Abstract

“Nature” has long been an organizing category in American studies, often figured abstractly as wilderness, frontier, or garden. While continuing to engage with such ideologically saturated landscapes, ecocriticism and allied historicist approaches turned in the wake of poststructuralism toward the materiality of “nature,” both human and nonhuman, and toward the referential as well as the constitutive claims of texts. These developments transformed the category of “nature” into “environment” while interrogating the subject/object dualism built into “environment” (that which environs). The resulting paradigm offers three models for projecting the concerns of early American environmental writing into later periods. A contrastive model emphasizes discontinuity, locating the work of Thoreau at a key moment in environmental history to mark a divide between “green” and pre-“green” ideologies.
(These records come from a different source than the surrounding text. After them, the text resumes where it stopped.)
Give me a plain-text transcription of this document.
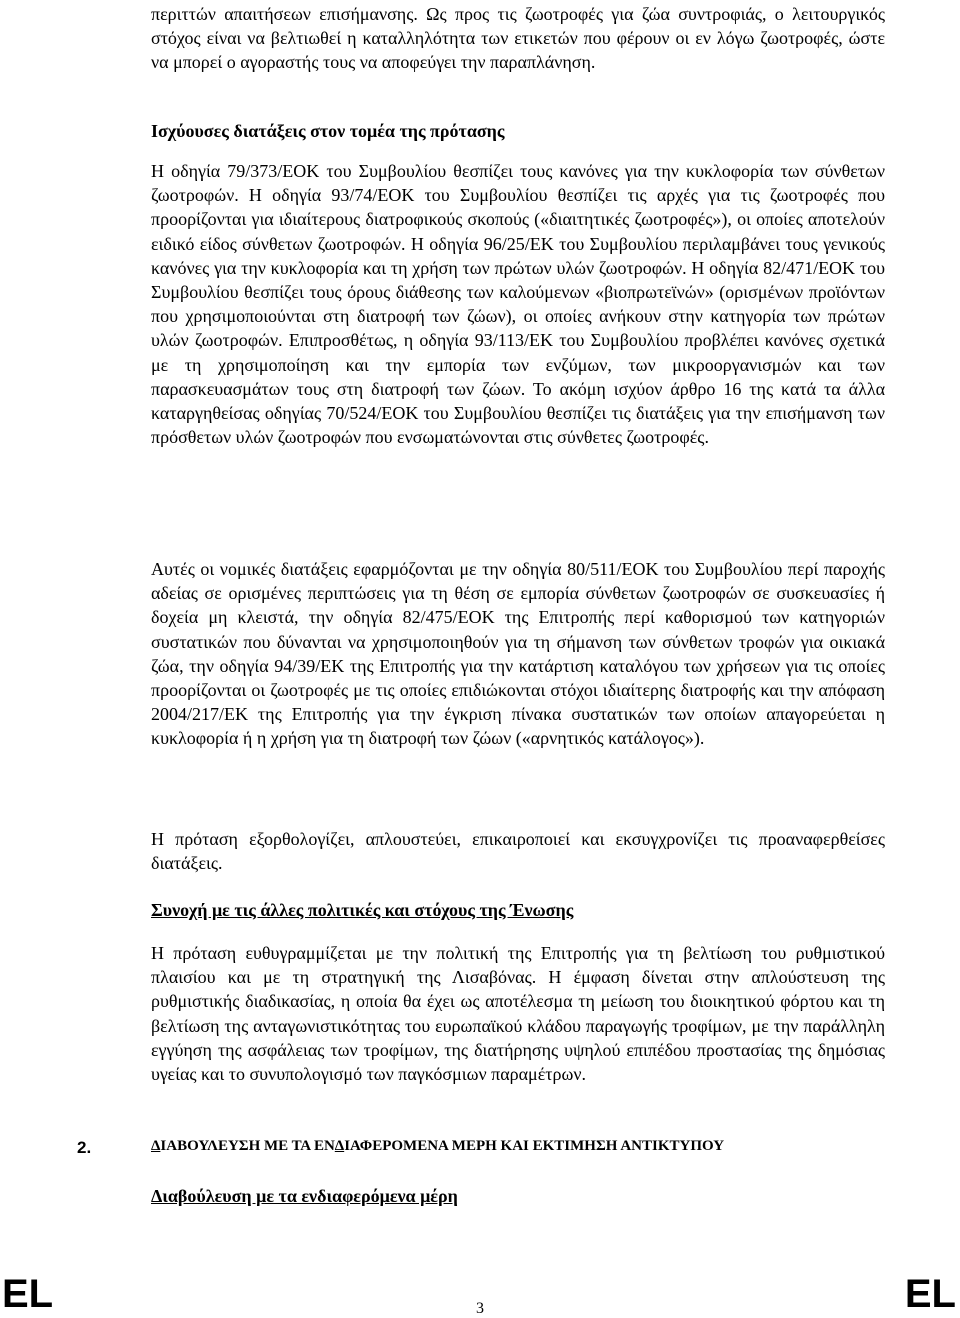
περιττών απαιτήσεων επισήμανσης. Ως προς τις ζωοτροφές για ζώα συντροφιάς, ο λειτουργικός στόχος είναι να βελτιωθεί η καταλληλότητα των ετικετών που φέρουν οι εν λόγω ζωοτροφές, ώστε να μπορεί ο αγοραστής τους να αποφεύγει την παραπλάνηση.

Ισχύουσες διατάξεις στον τομέα της πρότασης

Η οδηγία 79/373/ΕΟΚ του Συμβουλίου θεσπίζει τους κανόνες για την κυκλοφορία των σύνθετων ζωοτροφών. Η οδηγία 93/74/ΕΟΚ του Συμβουλίου θεσπίζει τις αρχές για τις ζωοτροφές που προορίζονται για ιδιαίτερους διατροφικούς σκοπούς («διαιτητικές ζωοτροφές»), οι οποίες αποτελούν ειδικό είδος σύνθετων ζωοτροφών. Η οδηγία 96/25/ΕΚ του Συμβουλίου περιλαμβάνει τους γενικούς κανόνες για την κυκλοφορία και τη χρήση των πρώτων υλών ζωοτροφών. Η οδηγία 82/471/ΕΟΚ του Συμβουλίου θεσπίζει τους όρους διάθεσης των καλούμενων «βιοπρωτεϊνών» (ορισμένων προϊόντων που χρησιμοποιούνται στη διατροφή των ζώων), οι οποίες ανήκουν στην κατηγορία των πρώτων υλών ζωοτροφών. Επιπροσθέτως, η οδηγία 93/113/ΕΚ του Συμβουλίου προβλέπει κανόνες σχετικά με τη χρησιμοποίηση και την εμπορία των ενζύμων, των μικροοργανισμών και των παρασκευασμάτων τους στη διατροφή των ζώων. Το ακόμη ισχύον άρθρο 16 της κατά τα άλλα καταργηθείσας οδηγίας 70/524/ΕΟΚ του Συμβουλίου θεσπίζει τις διατάξεις για την επισήμανση των πρόσθετων υλών ζωοτροφών που ενσωματώνονται στις σύνθετες ζωοτροφές.

Αυτές οι νομικές διατάξεις εφαρμόζονται με την οδηγία 80/511/ΕΟΚ του Συμβουλίου περί παροχής αδείας σε ορισμένες περιπτώσεις για τη θέση σε εμπορία σύνθετων ζωοτροφών σε συσκευασίες ή δοχεία μη κλειστά, την οδηγία 82/475/ΕΟΚ της Επιτροπής περί καθορισμού των κατηγοριών συστατικών που δύνανται να χρησιμοποιηθούν για τη σήμανση των σύνθετων τροφών για οικιακά ζώα, την οδηγία 94/39/ΕΚ της Επιτροπής για την κατάρτιση καταλόγου των χρήσεων για τις οποίες προορίζονται οι ζωοτροφές με τις οποίες επιδιώκονται στόχοι ιδιαίτερης διατροφής και την απόφαση 2004/217/ΕΚ της Επιτροπής για την έγκριση πίνακα συστατικών των οποίων απαγορεύεται η κυκλοφορία ή η χρήση για τη διατροφή των ζώων («αρνητικός κατάλογος»).

Η πρόταση εξορθολογίζει, απλουστεύει, επικαιροποιεί και εκσυγχρονίζει τις προαναφερθείσες διατάξεις.

Συνοχή με τις άλλες πολιτικές και στόχους της Ένωσης

Η πρόταση ευθυγραμμίζεται με την πολιτική της Επιτροπής για τη βελτίωση του ρυθμιστικού πλαισίου και με τη στρατηγική της Λισαβόνας. Η έμφαση δίνεται στην απλούστευση της ρυθμιστικής διαδικασίας, η οποία θα έχει ως αποτέλεσμα τη μείωση του διοικητικού φόρτου και τη βελτίωση της ανταγωνιστικότητας του ευρωπαϊκού κλάδου παραγωγής τροφίμων, με την παράλληλη εγγύηση της ασφάλειας των τροφίμων, της διατήρησης υψηλού επιπέδου προστασίας της δημόσιας υγείας και το συνυπολογισμό των παγκόσμιων παραμέτρων.

2.	ΔΙΑΒΟΥΛΕΥΣΗ ΜΕ ΤΑ ΕΝΔΙΑΦΕΡΟΜΕΝΑ ΜΕΡΗ ΚΑΙ ΕΚΤΙΜΗΣΗ ΑΝΤΙΚΤΥΠΟΥ
Διαβούλευση με τα ενδιαφερόμενα μέρη
EL	3	EL
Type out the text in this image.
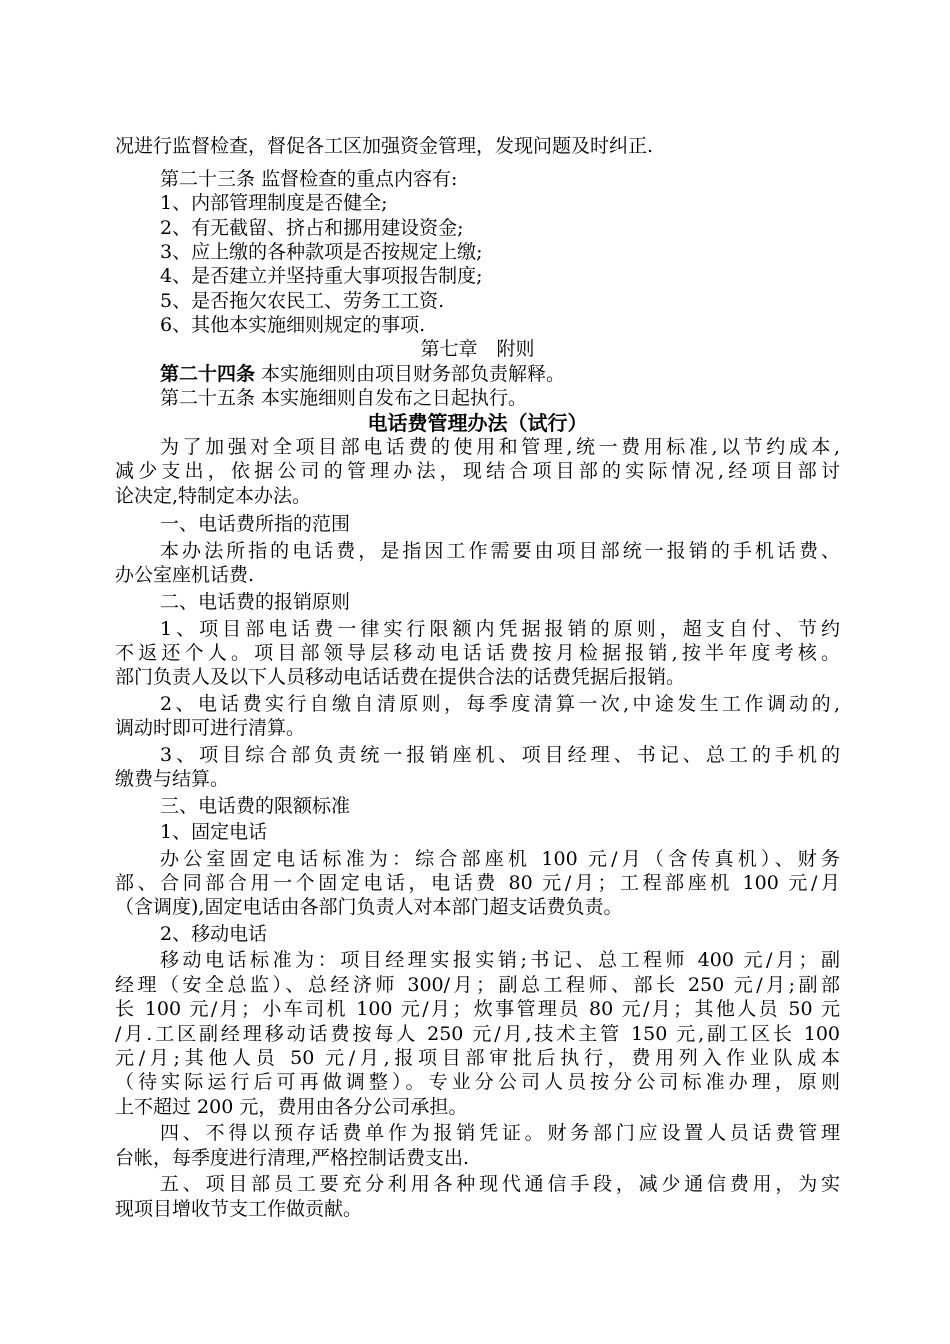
况进行监督检查，督促各工区加强资金管理，发现问题及时纠正.
第二十三条 监督检查的重点内容有:
1、内部管理制度是否健全;
2、有无截留、挤占和挪用建设资金;
3、应上缴的各种款项是否按规定上缴;
4、是否建立并坚持重大事项报告制度;
5、是否拖欠农民工、劳务工工资.
6、其他本实施细则规定的事项.
第七章　附则
第二十四条 本实施细则由项目财务部负责解释。
第二十五条 本实施细则自发布之日起执行。
电话费管理办法（试行）
为了加强对全项目部电话费的使用和管理,统一费用标准,以节约成本,
减少支出，依据公司的管理办法，现结合项目部的实际情况,经项目部讨
论决定,特制定本办法。
一、电话费所指的范围
本办法所指的电话费，是指因工作需要由项目部统一报销的手机话费、
办公室座机话费.
二、电话费的报销原则
1、项目部电话费一律实行限额内凭据报销的原则，超支自付、节约
不返还个人。项目部领导层移动电话话费按月检据报销,按半年度考核。
部门负责人及以下人员移动电话话费在提供合法的话费凭据后报销。
2、电话费实行自缴自清原则，每季度清算一次,中途发生工作调动的,
调动时即可进行清算。
3、项目综合部负责统一报销座机、项目经理、书记、总工的手机的
缴费与结算。
三、电话费的限额标准
1、固定电话
办公室固定电话标准为：综合部座机 100 元/月（含传真机）、财务
部、合同部合用一个固定电话，电话费 80 元/月；工程部座机 100 元/月
（含调度),固定电话由各部门负责人对本部门超支话费负责。
2、移动电话
移动电话标准为：项目经理实报实销;书记、总工程师 400 元/月；副
经理（安全总监）、总经济师 300/月；副总工程师、部长 250 元/月;副部
长 100 元/月；小车司机 100 元/月；炊事管理员 80 元/月；其他人员 50 元
/月.工区副经理移动话费按每人 250 元/月,技术主管 150 元,副工区长 100
元/月;其他人员 50 元/月,报项目部审批后执行，费用列入作业队成本
（待实际运行后可再做调整）。专业分公司人员按分公司标准办理，原则
上不超过 200 元，费用由各分公司承担。
四、不得以预存话费单作为报销凭证。财务部门应设置人员话费管理
台帐，每季度进行清理,严格控制话费支出.
五、项目部员工要充分利用各种现代通信手段，减少通信费用，为实
现项目增收节支工作做贡献。
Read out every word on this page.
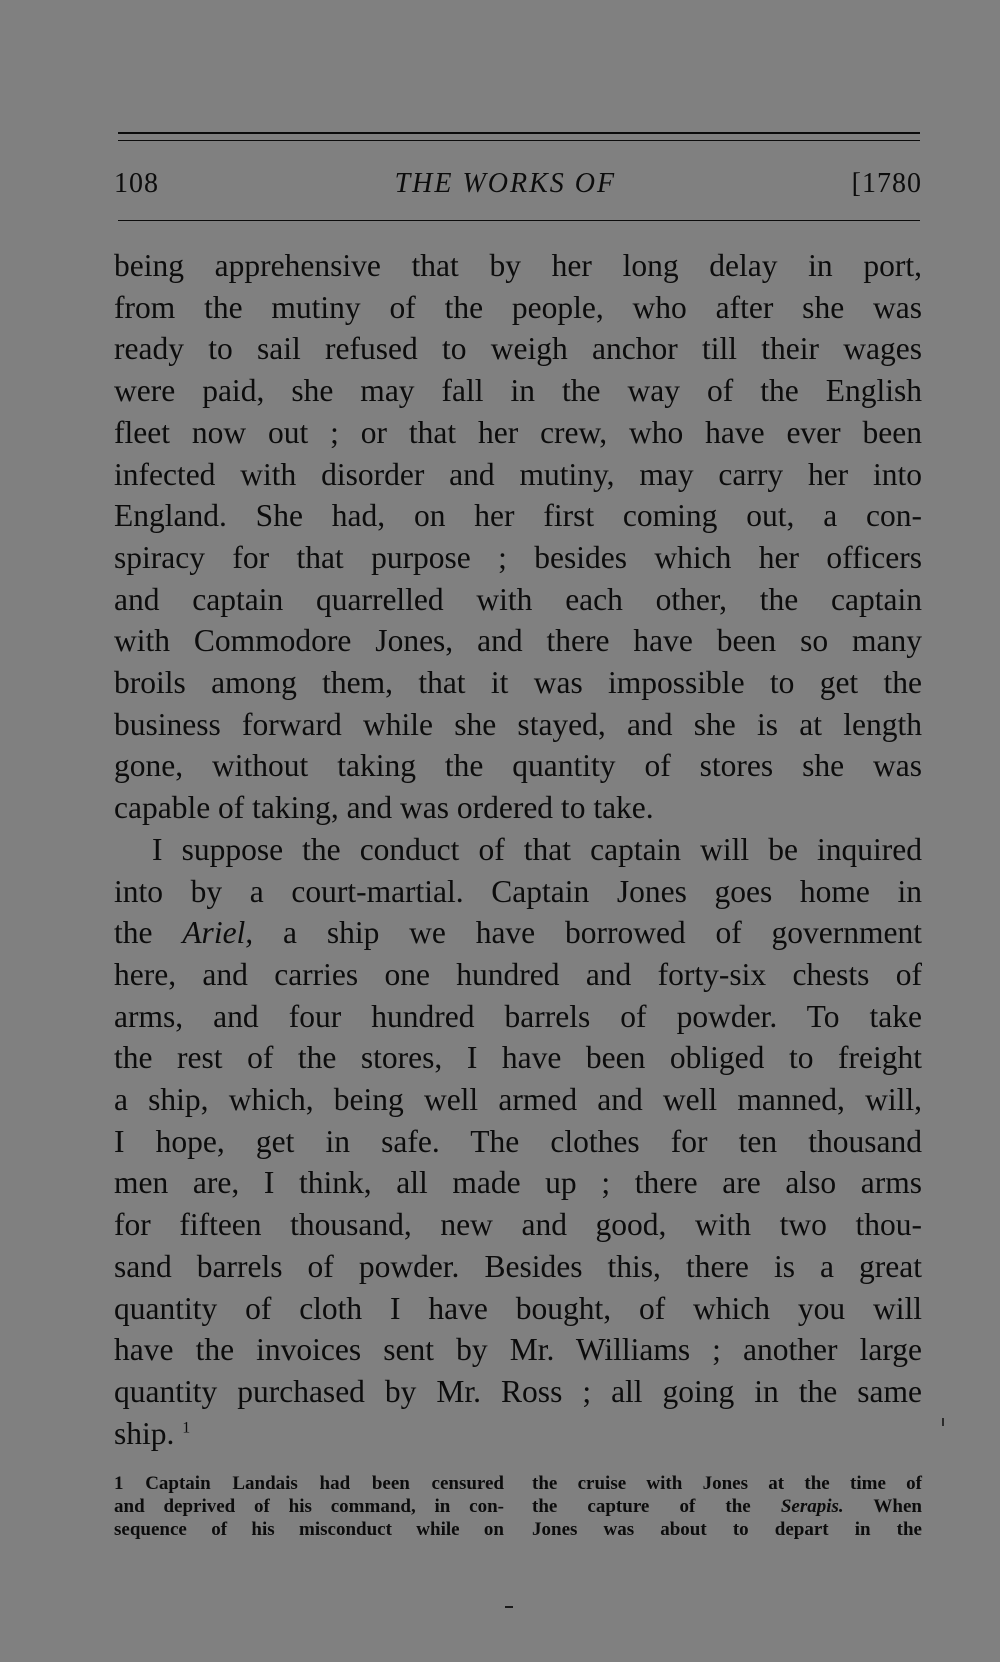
108	THE WORKS OF	[1780

being apprehensive that by her long delay in port,
from the mutiny of the people, who after she was
ready to sail refused to weigh anchor till their wages
were paid, she may fall in the way of the English
fleet now out ; or that her crew, who have ever been
infected with disorder and mutiny, may carry her into
England. She had, on her first coming out, a con-
spiracy for that purpose ; besides which her officers
and captain quarrelled with each other, the captain
with Commodore Jones, and there have been so many
broils among them, that it was impossible to get the
business forward while she stayed, and she is at length
gone, without taking the quantity of stores she was
capable of taking, and was ordered to take.

I suppose the conduct of that captain will be inquired
into by a court-martial. Captain Jones goes home in
the Ariel, a ship we have borrowed of government
here, and carries one hundred and forty-six chests of
arms, and four hundred barrels of powder. To take
the rest of the stores, I have been obliged to freight
a ship, which, being well armed and well manned, will,
I hope, get in safe. The clothes for ten thousand
men are, I think, all made up ; there are also arms
for fifteen thousand, new and good, with two thou-
sand barrels of powder. Besides this, there is a great
quantity of cloth I have bought, of which you will
have the invoices sent by Mr. Williams ; another large
quantity purchased by Mr. Ross ; all going in the same
ship. $^1$

1 Captain Landais had been censured
and deprived of his command, in con-
sequence of his misconduct while on
the cruise with Jones at the time of
the capture of the Serapis. When
Jones was about to depart in the
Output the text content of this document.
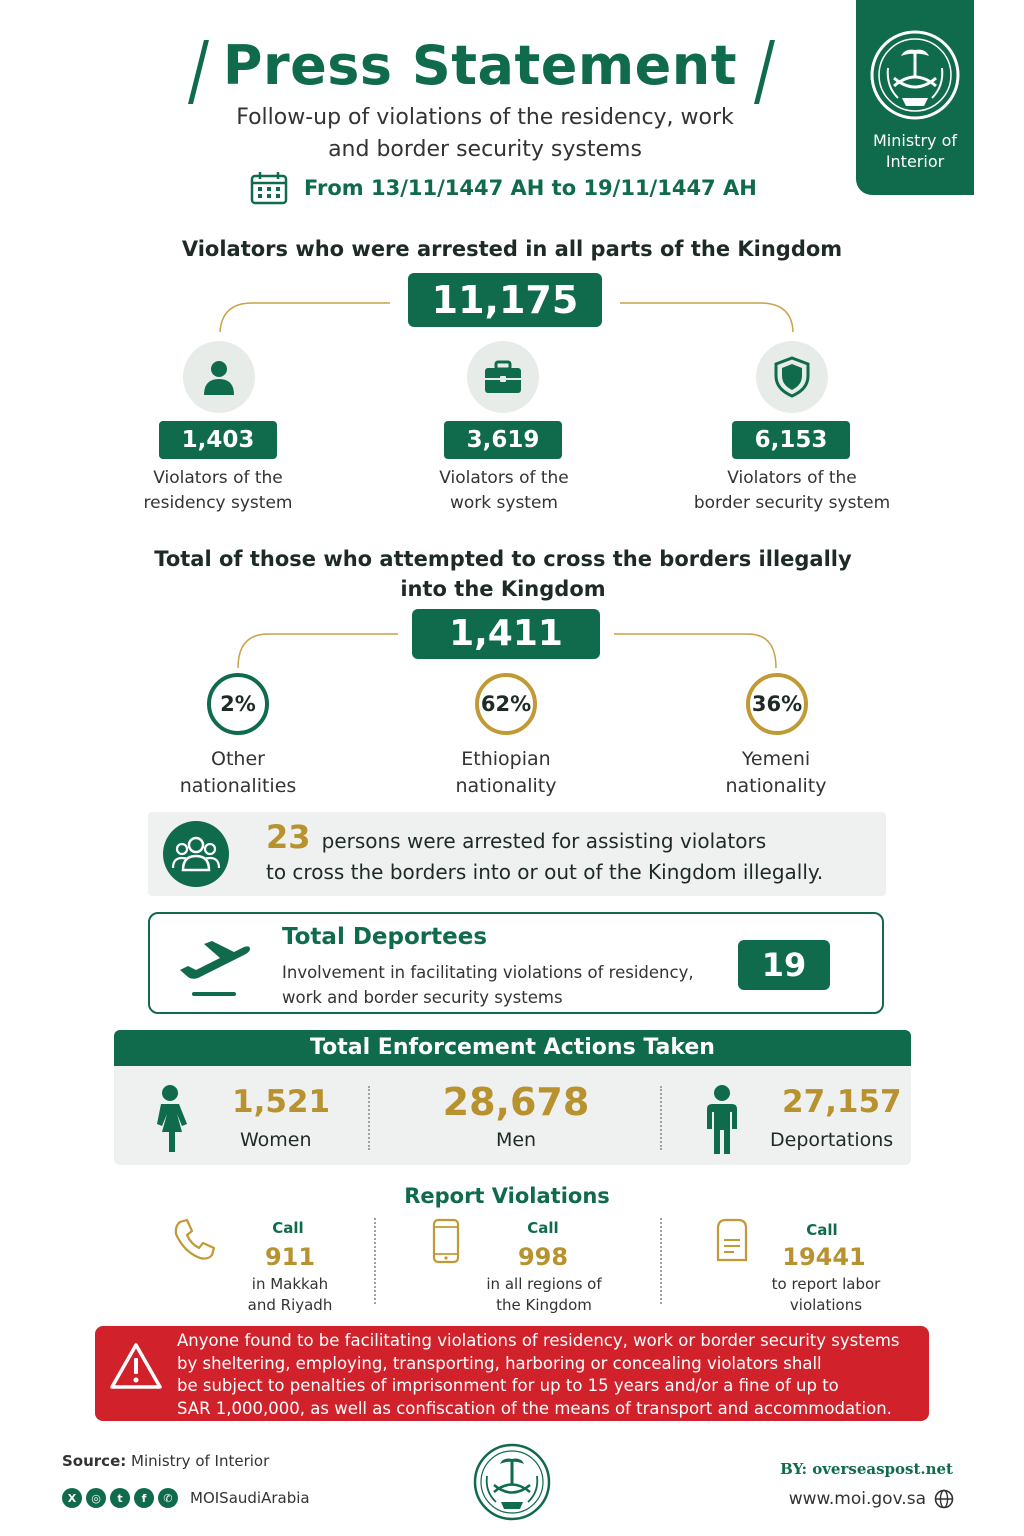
Press Statement
Follow-up of violations of the residency, work
and border security systems
From 13/11/1447 AH to 19/11/1447 AH
Ministry of
Interior
Violators who were arrested in all parts of the Kingdom
11,175
1,403	3,619	6,153
Violators of the
residency system
Violators of the
work system
Violators of the
border security system
Total of those who attempted to cross the borders illegally
into the Kingdom
1,411
2%	62%	36%
Other
nationalities
Ethiopian
nationality
Yemeni
nationality
23 persons were arrested for assisting violators
to cross the borders into or out of the Kingdom illegally.
Total Deportees
Involvement in facilitating violations of residency,
work and border security systems
19
Total Enforcement Actions Taken
1,521
Women
28,678
Men
27,157
Deportations
Report Violations
Call
911
in Makkah
and Riyadh
Call
998
in all regions of
the Kingdom
Call
19441
to report labor
violations
Anyone found to be facilitating violations of residency, work or border security systems
by sheltering, employing, transporting, harboring or concealing violators shall
be subject to penalties of imprisonment for up to 15 years and/or a fine of up to
SAR 1,000,000, as well as confiscation of the means of transport and accommodation.
Source: Ministry of Interior
X	◎	t	f	✆	MOISaudiArabia
BY: overseaspost.net
www.moi.gov.sa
An early American origins model emphasizes continuity by tracing textual and environmental histories from colonial sources. Subject to some of the familiar critiques of origins models of American literary history and culture from Frederick Jackson Turner through Sacvan Bercovitch, an environmentally inflected origins model nevertheless retains heuristic value in diagnosing present concerns, such as Americans’ general preoccupation with economic growth. Finally, however, all environmental writing carries a biogeographical frame that transcends the nationalist organization of both the contrastive and origins models. Biogeography reconciles the national or transnational locations of particular texts with universal concerns such as place-consciousness, literary form, and the organization of the nature-culture collective, while revealing the nostalgia inherent in any appeal to a pure state of nature untouched by humankind.